Fin des semences libres et paysannes ?

Monsanto ensemence-t-il le Conseil Constitutionnel ?..

La décision du Conseil Constitutionnel du 18 octobre d’annuler 25 articles de la Loi Egalim votée en mai dernier et notamment l’article 78 qui autorisait la vente de semences anciennes, interroge sur les motivations réelles de cette décision.
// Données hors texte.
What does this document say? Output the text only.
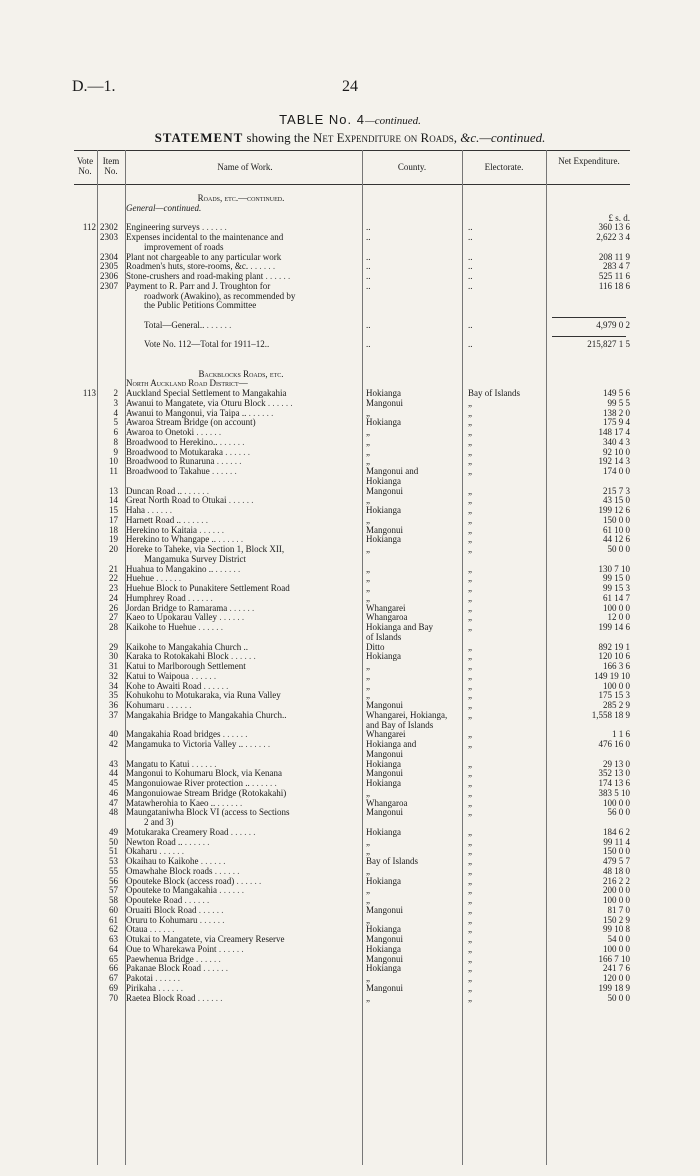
D.—1.	24
TABLE No. 4—continued.
STATEMENT showing the Net Expenditure on Roads, &c.—continued.
Vote No.
Item No.	Name of Work.	County.	Electorate.
Net Expenditure.
Roads, etc.—continued.
General—continued.
£ s. d.
112 2302 Engineering surveys . . . . . .	..	..	360 13 6
2303 Expenses incidental to the maintenance and	..	..	2,622 3 4
improvement of roads
2304 Plant not chargeable to any particular work	..	..	208 11 9
2305 Roadmen's huts, store-rooms, &c. . . . . . .	..	..	283 4 7
2306 Stone-crushers and road-making plant . . . . . .	..	..	525 11 6
2307 Payment to R. Parr and J. Troughton for	..	..	116 18 6
roadwork (Awakino), as recommended by
the Public Petitions Committee
Total—General.. . . . . . .	..	..	4,979 0 2
Vote No. 112—Total for 1911–12..	..	..	215,827 1 5
Backblocks Roads, etc.
North Auckland Road District—
113	2 Auckland Special Settlement to Mangakahia	Hokianga	Bay of Islands	149 5 6
3 Awanui to Mangatete, via Oturu Block . . . . . .	Mangonui	„	99 5 5
4 Awanui to Mangonui, via Taipa .. . . . . . .	„	„	138 2 0
5 Awaroa Stream Bridge (on account)	Hokianga	„	175 9 4
6 Awaroa to Onetoki . . . . . .	„	„	148 17 4
8 Broadwood to Herekino.. . . . . . .	„	„	340 4 3
9 Broadwood to Motukaraka . . . . . .	„	„	92 10 0
10 Broadwood to Runaruna . . . . . .	„	„	192 14 3
11 Broadwood to Takahue . . . . . .	Mangonui and	„	174 0 0
Hokianga
13 Duncan Road .. . . . . . .	Mangonui	„	215 7 3
14 Great North Road to Otukai . . . . . .	„	„	43 15 0
15 Haha . . . . . .	Hokianga	„	199 12 6
17 Harnett Road .. . . . . . .	„	„	150 0 0
18 Herekino to Kaitaia . . . . . .	Mangonui	„	61 10 0
19 Herekino to Whangape .. . . . . . .	Hokianga	„	44 12 6
20 Horeke to Taheke, via Section 1, Block XII,	„	„	50 0 0
Mangamuka Survey District
21 Huahua to Mangakino .. . . . . . .	„	„	130 7 10
22 Huehue . . . . . .	„	„	99 15 0
23 Huehue Block to Punakitere Settlement Road	„	„	99 15 3
24 Humphrey Road . . . . . .	„	„	61 14 7
26 Jordan Bridge to Ramarama . . . . . .	Whangarei	„	100 0 0
27 Kaeo to Upokarau Valley . . . . . .	Whangaroa	„	12 0 0
28 Kaikohe to Huehue . . . . . .	Hokianga and Bay	„	199 14 6
of Islands
29 Kaikohe to Mangakahia Church ..	Ditto	„	892 19 1
30 Karaka to Rotokakahi Block . . . . . .	Hokianga	„	120 10 6
31 Katui to Marlborough Settlement	„	„	166 3 6
32 Katui to Waipoua . . . . . .	„	„	149 19 10
34 Kohe to Awaiti Road . . . . . .	„	„	100 0 0
35 Kohukohu to Motukaraka, via Runa Valley	„	„	175 15 3
36 Kohumaru . . . . . .	Mangonui	„	285 2 9
37 Mangakahia Bridge to Mangakahia Church..	Whangarei, Hokianga,	„	1,558 18 9
and Bay of Islands
40 Mangakahia Road bridges . . . . . .	Whangarei	„	1 1 6
42 Mangamuka to Victoria Valley .. . . . . . .	Hokianga and	„	476 16 0
Mangonui
43 Mangatu to Katui . . . . . .	Hokianga	„	29 13 0
44 Mangonui to Kohumaru Block, via Kenana	Mangonui	„	352 13 0
45 Mangonuiowae River protection .. . . . . . .	Hokianga	„	174 13 6
46 Mangonuiowae Stream Bridge (Rotokakahi)	„	„	383 5 10
47 Matawherohia to Kaeo .. . . . . . .	Whangaroa	„	100 0 0
48 Maungataniwha Block VI (access to Sections	Mangonui	„	56 0 0
2 and 3)
49 Motukaraka Creamery Road . . . . . .	Hokianga	„	184 6 2
50 Newton Road .. . . . . . .	„	„	99 11 4
51 Okaharu . . . . . .	„	„	150 0 0
53 Okaihau to Kaikohe . . . . . .	Bay of Islands	„	479 5 7
55 Omawhahe Block roads . . . . . .	„	„	48 18 0
56 Opouteke Block (access road) . . . . . .	Hokianga	„	216 2 2
57 Opouteke to Mangakahia . . . . . .	„	„	200 0 0
58 Opouteke Road . . . . . .	„	„	100 0 0
60 Oruaiti Block Road . . . . . .	Mangonui	„	81 7 0
61 Oruru to Kohumaru . . . . . .	„	„	150 2 9
62 Otaua . . . . . .	Hokianga	„	99 10 8
63 Otukai to Mangatete, via Creamery Reserve	Mangonui	„	54 0 0
64 Oue to Wharekawa Point . . . . . .	Hokianga	„	100 0 0
65 Paewhenua Bridge . . . . . .	Mangonui	„	166 7 10
66 Pakanae Block Road . . . . . .	Hokianga	„	241 7 6
67 Pakotai . . . . . .	„	„	120 0 0
69 Pirikaha . . . . . .	Mangonui	„	199 18 9
70 Raetea Block Road . . . . . .	„	„	50 0 0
Malgré le vote solennel à l’Assemblée Nationale, le 30 mai dernier, du projet de loi « pour l’équilibre des relations commerciales dans le secteur agricole et une alimentation saine et durable » où les députés avaient adopté en première lecture le texte élaboré à la suite des États généraux de l’alimentation et sans tenir compte du contenu de ces articles, les 9 sages les ont considéré structurellement  anticonstitutionnels.

Qui est à la manœuvre ?

Monsanto, DuPont et Dow Chemical, les 3 multinationales de l’agroalimentaire récoltent-ils les graines d’un lobbyisme « ensemencier » ?  

C’est ce que l’on pourrait penser au vu de la manière dont les 9 juges se sont prononcés sur la constitutionnalité de ces différents articles.

A l’époque du vote parlementaire, flottait déjà une suspicion de lobbyisme aggravé touchant le Sénat, qui annonçait vouloir saisir le Conseil Constitutionnel, tout en refusant de débattre sur le fond.

Lionel Jospin, malgré la teneur de son discours lors de la clôture des États généraux de l’Alimentation à la Grande Arche de La Défense le 13 décembre 2000,  alors qu’il était Premier Ministre, a voté l’annulation de ces articles, tout comme les 8 autres membres nommés du Conseil.

() Une société où chacun peut choisir, selon ses goûts, ses références, ses origines, l’alimentation qui lui correspond le mieux. Une société où l’alimentation n’est pas un marché formaté par une logique industrielle, mais un plaisir essentiel à l’identité de chacun (…)

Ce qui interroge, c’est la motivation de cette censure où l’argument des « cavaliers législatifs » parait bien insuffisant au regard des enjeux.

Quelles suites possibles à cette décision ?


l’association Les Amis de la Terre vient de déposer un recours auprès du Conseil Constitutionnel afin d’encadrer la pratique des contributions extérieures au sein du Conseil constitutionnel, après avoir alerté en juin dernier à propos de l’influence qu’exercent les forces économiques sur les Sages. La réponse est attendue d’ici un an.